The annual inflation rate fell to 5.08 percent in August, the lowest level in more than a year, as costs declined for tourism packages, local telephone services and avocados.

The central bank forecasts inflation at between 4.75 percent and 5.25 percent in the third quarter, and between 4 percent and 4.5 percent in the fourth quarter. Its inflation target is 3 percent. The government forecasts annual inflation will be 4.3 percent at the end of this year.

Banco de Mexico said in a statement accompanying its decision today that the economy will improve in the second half of the year after a “highly severe” contraction in the first half.

“The most recent indicators for industrial production, employment and consumer confidence indicate that the economy touched bottom and is beginning an expansionary phase,” the bank said.

Mexico’s $1.09 trillion economy contracted 10.3 percent in the second quarter and job losses accelerated as the recession in the U.S., which buys about 80 percent of Mexican exports, sapped demand for its products.

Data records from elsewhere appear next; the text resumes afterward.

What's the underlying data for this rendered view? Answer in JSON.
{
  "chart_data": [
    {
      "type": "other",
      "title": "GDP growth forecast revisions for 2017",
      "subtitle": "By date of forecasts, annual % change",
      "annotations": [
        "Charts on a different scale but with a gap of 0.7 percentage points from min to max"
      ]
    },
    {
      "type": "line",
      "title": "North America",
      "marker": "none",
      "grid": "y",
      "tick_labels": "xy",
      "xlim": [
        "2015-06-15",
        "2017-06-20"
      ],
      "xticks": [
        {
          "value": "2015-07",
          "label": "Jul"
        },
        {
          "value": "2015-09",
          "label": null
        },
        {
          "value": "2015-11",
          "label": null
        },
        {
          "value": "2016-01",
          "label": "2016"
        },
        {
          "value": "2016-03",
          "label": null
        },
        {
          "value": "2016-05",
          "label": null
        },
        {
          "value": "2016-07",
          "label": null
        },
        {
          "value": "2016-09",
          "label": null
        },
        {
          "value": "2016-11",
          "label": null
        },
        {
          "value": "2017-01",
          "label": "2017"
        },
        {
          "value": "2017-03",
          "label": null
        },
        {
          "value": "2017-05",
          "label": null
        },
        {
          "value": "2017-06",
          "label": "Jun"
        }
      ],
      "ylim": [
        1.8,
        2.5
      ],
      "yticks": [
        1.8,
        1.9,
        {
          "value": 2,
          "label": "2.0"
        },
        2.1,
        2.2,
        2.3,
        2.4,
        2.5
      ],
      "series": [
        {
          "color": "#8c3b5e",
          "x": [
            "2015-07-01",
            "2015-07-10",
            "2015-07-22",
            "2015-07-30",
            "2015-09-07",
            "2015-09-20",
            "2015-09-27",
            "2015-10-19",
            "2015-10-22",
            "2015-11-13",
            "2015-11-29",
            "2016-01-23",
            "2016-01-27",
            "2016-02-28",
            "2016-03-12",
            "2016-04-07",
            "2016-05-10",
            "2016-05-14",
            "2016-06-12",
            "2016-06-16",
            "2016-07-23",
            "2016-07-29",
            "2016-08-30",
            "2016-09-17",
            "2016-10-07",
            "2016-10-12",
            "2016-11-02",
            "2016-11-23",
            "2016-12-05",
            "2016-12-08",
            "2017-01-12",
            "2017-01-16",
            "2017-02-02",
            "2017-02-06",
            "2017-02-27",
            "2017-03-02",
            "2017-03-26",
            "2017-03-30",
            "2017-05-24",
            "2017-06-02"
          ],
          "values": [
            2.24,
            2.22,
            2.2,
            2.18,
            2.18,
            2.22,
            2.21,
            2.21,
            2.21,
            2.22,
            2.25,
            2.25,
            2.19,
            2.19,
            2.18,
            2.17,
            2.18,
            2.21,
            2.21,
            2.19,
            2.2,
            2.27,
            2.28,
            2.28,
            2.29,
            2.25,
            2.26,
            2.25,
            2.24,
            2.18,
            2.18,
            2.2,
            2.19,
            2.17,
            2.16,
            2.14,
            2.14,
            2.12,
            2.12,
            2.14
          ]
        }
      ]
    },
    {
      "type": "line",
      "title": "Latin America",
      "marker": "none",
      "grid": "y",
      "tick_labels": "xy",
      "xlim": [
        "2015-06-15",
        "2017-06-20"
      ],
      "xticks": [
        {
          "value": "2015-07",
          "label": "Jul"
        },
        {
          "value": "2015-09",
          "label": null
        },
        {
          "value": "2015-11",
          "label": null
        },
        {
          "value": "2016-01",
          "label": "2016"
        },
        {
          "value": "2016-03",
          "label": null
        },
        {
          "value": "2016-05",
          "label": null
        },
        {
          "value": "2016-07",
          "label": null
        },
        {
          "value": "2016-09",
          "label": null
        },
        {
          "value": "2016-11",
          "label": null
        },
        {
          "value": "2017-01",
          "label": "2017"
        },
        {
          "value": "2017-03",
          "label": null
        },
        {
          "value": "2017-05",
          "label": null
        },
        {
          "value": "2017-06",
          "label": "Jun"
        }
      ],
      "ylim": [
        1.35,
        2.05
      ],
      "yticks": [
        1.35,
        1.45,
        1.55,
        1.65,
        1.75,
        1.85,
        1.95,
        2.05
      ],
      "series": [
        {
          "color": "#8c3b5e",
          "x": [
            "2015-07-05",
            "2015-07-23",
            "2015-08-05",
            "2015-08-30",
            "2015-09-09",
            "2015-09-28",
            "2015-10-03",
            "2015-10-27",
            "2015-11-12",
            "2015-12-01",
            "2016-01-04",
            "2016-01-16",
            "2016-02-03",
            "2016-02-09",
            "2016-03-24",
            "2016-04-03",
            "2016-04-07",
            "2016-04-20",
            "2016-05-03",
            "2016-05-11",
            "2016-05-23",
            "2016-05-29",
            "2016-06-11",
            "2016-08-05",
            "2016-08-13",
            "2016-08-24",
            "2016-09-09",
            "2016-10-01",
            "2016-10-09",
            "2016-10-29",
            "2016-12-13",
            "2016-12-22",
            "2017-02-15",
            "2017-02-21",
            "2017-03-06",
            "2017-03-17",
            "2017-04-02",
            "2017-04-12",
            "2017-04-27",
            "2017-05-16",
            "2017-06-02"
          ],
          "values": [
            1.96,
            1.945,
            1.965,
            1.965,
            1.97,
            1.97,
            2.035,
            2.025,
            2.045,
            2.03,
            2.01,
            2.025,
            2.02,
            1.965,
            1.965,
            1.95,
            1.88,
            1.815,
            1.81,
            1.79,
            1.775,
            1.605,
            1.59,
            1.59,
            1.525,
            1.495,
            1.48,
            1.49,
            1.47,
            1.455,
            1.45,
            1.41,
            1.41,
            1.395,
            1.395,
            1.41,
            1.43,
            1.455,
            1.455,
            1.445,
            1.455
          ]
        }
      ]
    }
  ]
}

The central bank forecasts the economy will shrink as much as 7.5 percent this year, which would be the biggest contraction since the 1930s.

Auto Production

The recession in Latin America’s second-largest economy is easing on restoration of credit, rising auto output and growing consumer demand in the U.S, Deputy Finance Minister Alejandro Werner said yesterday. Industrial production fell 6.5 percent in July, which was less than the 9.1 percent forecast by economists in a Bloomberg survey.

“All indicators point toward a bottoming of the economy in the second quarter,” Berber said. “There’s no reason to continue cutting.”

At 4.5 percent, the key lending rate is the lowest since Ortiz began targeting the overnight lending rate in 2005. Previously, Banco de Mexico implemented monetary policy by targeting the money supply through a system known as the “corto.”

Lower interest rates can help prompt businesses to invest and consumers to buy on credit. Cheaper loans also can spur inflation by strengthening demand.